Non fund based income recorded a robust growth of 16% over the
previous period. Changes to import tax regulations, coupled with the
depreciation of the rupee, curtailed imports volume and impacted the
Bank’s Trade Finance income. Credit cards income recorded a commendable
growth of 32%, stemming from both the acquiring and issuing businesses.
Both local and destination spend increased by over 25% compared to the
1H of previous year driven by significant expansion in the Bank’s card
issuances. Forex income also recorded a notable growth as a result of
currency volatility in the market.
The Bank continued to manage costs, curtailing the increase in
expenses to 11%, despite investments made in expanding the delivery
network and building the brand. No material shifts were seen in the cost
composition for the year. Group cost income ratio stood at 59% on par
with the previous period. Continuous emphasis has been made to improve
cost efficiency and productivity across the key cost lines processes and
functions of the bank.
After 6 months of rigorous process re-engineering and improvements,
the bank is currently reaping the benefits with substantial savings
generated from identified expense lines.
As part of its focus on cost efficiency and productivity measures,
the bank also took the first steps in digitalizing a number of its
internal processes, starting from the Boardroom. With the introduction
of the iPad Board Application, the Bank eliminated costs in terms of
paper usage, printing and couriering, whilst giving Board Members access
to all past and current board papers at the click of a button, enabling
both simpler and faster decision making.
A number of other similar projects have commenced across the
organisation.
A sound credit risk management framework in the Bank ensured a
healthy NPL ratio of 2.91% compared to 2.79% reported in December 2011.
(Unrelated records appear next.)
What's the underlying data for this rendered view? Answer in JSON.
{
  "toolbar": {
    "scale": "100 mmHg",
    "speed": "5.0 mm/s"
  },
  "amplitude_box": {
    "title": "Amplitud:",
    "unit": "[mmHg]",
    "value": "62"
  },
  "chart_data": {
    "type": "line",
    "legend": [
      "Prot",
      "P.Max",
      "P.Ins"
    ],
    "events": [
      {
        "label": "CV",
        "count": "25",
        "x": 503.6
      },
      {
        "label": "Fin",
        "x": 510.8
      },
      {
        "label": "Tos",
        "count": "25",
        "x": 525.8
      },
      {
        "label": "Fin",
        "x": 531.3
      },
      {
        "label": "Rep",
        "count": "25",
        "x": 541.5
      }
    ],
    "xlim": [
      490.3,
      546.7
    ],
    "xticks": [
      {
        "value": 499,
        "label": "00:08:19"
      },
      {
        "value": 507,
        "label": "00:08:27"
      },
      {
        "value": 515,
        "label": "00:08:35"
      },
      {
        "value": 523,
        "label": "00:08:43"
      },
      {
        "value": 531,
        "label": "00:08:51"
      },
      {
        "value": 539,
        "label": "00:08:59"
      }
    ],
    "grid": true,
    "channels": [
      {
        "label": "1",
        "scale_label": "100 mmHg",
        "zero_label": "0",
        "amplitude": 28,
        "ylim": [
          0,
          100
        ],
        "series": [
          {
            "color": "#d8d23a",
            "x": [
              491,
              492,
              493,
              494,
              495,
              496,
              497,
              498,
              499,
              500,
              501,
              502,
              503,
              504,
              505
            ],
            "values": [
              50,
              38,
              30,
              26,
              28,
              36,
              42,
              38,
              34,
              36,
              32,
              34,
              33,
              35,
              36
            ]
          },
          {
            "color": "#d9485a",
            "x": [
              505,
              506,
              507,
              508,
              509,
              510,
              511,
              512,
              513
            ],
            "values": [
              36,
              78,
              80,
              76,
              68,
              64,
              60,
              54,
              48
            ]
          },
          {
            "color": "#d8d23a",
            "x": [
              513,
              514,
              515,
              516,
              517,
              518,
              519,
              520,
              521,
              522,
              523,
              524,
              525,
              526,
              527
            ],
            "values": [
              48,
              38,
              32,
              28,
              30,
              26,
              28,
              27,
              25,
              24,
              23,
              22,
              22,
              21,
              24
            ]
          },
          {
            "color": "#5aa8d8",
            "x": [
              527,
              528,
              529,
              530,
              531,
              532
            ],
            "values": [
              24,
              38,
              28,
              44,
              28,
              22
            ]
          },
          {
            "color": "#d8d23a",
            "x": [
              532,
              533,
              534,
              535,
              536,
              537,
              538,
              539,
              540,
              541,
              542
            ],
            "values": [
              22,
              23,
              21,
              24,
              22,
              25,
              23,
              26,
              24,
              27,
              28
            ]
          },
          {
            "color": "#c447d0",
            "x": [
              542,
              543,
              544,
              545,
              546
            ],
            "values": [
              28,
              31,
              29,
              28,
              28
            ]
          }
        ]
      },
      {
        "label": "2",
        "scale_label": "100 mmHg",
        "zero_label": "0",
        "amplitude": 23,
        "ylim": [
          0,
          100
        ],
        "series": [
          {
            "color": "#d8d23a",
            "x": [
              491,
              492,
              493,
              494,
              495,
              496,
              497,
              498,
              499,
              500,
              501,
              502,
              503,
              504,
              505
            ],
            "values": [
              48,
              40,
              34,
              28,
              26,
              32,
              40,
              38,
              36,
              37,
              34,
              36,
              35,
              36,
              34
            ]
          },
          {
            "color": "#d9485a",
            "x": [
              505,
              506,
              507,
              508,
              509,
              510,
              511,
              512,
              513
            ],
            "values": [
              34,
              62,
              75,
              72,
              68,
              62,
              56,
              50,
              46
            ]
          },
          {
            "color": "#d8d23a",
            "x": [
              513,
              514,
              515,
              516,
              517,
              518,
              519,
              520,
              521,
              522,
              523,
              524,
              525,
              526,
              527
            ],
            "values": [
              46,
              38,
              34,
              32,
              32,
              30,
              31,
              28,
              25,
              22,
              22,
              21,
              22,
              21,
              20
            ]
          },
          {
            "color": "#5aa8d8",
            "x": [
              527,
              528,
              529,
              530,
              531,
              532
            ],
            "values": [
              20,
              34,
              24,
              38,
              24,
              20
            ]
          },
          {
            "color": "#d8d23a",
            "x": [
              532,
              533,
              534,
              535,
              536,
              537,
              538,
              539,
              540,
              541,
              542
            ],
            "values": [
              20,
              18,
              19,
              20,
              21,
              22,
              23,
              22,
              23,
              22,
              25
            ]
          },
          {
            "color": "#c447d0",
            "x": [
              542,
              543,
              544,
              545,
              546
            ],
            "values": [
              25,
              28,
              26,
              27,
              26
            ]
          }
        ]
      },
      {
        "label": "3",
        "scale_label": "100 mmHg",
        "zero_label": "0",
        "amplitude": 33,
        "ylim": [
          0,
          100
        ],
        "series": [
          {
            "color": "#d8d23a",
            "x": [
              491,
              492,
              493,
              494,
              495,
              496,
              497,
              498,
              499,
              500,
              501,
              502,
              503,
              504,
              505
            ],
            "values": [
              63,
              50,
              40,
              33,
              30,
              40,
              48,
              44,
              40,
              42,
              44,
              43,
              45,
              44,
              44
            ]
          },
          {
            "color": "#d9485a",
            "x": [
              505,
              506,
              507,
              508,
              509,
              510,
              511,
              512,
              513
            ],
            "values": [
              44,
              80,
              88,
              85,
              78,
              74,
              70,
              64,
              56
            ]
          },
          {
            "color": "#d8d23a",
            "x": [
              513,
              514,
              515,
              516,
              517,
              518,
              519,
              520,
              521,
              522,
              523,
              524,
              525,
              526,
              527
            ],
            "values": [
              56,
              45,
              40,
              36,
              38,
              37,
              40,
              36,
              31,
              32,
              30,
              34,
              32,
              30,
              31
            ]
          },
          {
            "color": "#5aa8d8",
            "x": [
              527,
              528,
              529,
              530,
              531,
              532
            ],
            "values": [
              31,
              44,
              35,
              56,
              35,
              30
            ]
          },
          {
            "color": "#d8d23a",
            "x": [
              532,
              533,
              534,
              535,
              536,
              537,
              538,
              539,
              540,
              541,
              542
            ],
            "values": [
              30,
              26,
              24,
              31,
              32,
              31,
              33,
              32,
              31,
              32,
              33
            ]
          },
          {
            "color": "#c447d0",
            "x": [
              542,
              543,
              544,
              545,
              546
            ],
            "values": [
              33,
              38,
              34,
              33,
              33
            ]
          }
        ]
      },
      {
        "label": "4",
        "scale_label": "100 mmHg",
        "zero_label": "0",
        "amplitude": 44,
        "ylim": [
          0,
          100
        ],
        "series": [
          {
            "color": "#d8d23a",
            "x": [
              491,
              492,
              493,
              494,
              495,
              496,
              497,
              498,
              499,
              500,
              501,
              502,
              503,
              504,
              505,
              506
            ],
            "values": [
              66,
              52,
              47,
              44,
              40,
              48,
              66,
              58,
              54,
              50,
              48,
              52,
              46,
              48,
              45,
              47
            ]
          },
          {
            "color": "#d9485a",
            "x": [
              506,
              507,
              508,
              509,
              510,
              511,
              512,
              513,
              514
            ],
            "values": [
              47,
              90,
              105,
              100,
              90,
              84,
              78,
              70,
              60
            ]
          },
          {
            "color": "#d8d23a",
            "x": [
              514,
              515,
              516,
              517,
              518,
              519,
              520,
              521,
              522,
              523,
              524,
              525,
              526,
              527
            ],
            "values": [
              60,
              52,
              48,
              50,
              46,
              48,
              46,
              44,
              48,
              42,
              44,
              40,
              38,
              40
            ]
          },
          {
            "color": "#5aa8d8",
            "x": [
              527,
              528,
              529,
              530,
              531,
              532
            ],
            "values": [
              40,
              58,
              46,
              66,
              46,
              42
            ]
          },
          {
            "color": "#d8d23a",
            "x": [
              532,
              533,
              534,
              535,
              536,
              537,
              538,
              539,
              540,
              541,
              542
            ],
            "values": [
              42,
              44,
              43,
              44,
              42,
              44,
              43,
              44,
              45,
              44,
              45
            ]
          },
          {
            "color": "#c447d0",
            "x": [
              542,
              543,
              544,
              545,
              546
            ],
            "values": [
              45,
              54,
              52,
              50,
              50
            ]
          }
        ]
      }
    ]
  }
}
Loan loss provisions which comprises of specific provision write-back
and a general provision charge in line with the asset growth for the
quarter, was comparatively higher than the previous period which
recorded reversals on both categories.
The Bank also managed to grow its loan book by 13% to Rs 71Bn and
deposits by 22% to Rs. 81Bn. Whilst the loan growth was on par with
industry, deposit growth exceeded the market. A significant portion of
the funding of the asset book was through deposits which also improved
the Loans to Deposit ratio, bringing in increased stability to the
balance sheet.
Driving low cost deposits continued to be challenging with such
deposits contributing to only 11% of the growth recorded for the 6
months period.
The rising interest rates have resulted in a steep shift towards term
deposits, with customers opting for higher returns on their regular
savings and investments. The Bank launched a savings campaign to reward
customers across the branch network and has seen steady positive
results.
The capital position was at a sound Rs.9.0Bn with Capital Adequacy
Ratios both at Tier 1 and 2 maintained at comfortable levels.
In line with the strategy of expanding customer touch points to
enhance accessibility and convenience, the branch network expanded its
footprint by opening 4 new branches in Nelliyadi, Kaduruwela, Aluthgama
and Wennappuwa. Two SME business centres were also opened in Kurunegala
and Anuradhapura, with the SME Toolkit being offered at these centres.
Several ties-up were established with remittance houses across the globe
and the Retail team made numerous visits to the Middle Eastern and
European countries to enhance relationships and promote the Nations
Trust brand as a key player to the Sri Lankan expatriate population.